Given that this band’s already spawned two high-profile side projects, it’s a relief just to see ’em all together again, a relief to encounter a set list with as many new songs as old, just because it confirms there actually are new songs. “Fine Young Cannibals” (all new titles are message-board speculation, skepticism is heavily advised) a riff-heavy Cheap Trick romp, “What You Know Could Only Mean One Thing” another slightly nauseated Tilt-O-Whirl waltz, “I Wish You Wouldn’t Cry” a twelve-minute, set-closing Homeric epic, slightly wayward, severely violent. This all bodes well. As does, in its own warped way, “You Will Remember Me Most by My Funeral,” another cracked Krug piano ballad in the Sunset Rubdown vein, theatrically bleating out his own eulogy:

So when I die
You can put on costumes
In the style of the clothes I wore
And sing the songs
Your mothers taught you
When you were too young to know this is what they were for
La la la la la la la la la la la la la la

For an encore, after co-frontman Dan Boeckner has enthusiastically recommended the new Rocky film, they barrel through Queen Mary tunes “This Heart’s on Fire,” “You Are a Runner and I Am My Father’s Son,” and “Fancy Clap” rapid fire, as if the songs are rushing to catch a bus.
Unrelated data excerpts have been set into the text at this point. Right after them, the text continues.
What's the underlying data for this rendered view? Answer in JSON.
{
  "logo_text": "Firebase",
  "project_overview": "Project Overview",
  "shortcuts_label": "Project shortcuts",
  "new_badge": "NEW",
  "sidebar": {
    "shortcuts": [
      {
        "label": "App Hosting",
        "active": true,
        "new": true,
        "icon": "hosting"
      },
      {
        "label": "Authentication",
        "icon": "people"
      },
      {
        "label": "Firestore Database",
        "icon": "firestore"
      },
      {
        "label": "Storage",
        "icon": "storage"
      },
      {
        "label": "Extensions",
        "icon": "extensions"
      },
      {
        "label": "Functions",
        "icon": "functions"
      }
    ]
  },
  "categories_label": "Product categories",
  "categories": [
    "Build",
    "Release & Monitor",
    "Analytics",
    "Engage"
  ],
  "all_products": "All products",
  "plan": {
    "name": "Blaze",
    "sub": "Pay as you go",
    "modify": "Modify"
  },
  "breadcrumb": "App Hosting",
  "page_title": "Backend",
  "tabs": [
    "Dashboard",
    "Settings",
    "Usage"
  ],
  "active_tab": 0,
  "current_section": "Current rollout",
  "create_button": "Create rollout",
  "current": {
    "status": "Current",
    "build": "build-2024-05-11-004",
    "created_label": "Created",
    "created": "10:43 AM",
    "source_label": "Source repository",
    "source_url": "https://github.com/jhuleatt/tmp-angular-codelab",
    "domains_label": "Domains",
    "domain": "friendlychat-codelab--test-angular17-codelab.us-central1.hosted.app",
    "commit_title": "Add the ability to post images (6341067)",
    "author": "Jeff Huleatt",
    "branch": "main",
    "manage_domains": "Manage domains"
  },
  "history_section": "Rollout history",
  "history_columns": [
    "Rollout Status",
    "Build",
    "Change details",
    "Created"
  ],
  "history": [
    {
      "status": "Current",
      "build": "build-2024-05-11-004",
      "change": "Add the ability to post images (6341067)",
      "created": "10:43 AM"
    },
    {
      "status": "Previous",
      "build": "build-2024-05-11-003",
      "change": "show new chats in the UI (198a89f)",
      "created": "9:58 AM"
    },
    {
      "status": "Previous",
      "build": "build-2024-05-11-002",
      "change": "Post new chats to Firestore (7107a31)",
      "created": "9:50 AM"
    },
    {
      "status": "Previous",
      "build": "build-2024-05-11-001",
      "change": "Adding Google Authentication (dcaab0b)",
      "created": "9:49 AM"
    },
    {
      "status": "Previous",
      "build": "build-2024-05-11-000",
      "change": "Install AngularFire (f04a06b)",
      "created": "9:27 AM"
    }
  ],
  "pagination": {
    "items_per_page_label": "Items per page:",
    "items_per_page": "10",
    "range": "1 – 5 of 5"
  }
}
This is enthusiasm, though, not careless haste, and even if they were sped up to thrash-metal dirges they’d still retain their ramshackle delight—creepy, kooky, mysterious, spooky, altogether ooky. New album’s gonna be splendid.

Spencer Krug's Wolf Parade side-project Sunset Rubdown play the Music Hall of Williamsburg on Monday, October 8.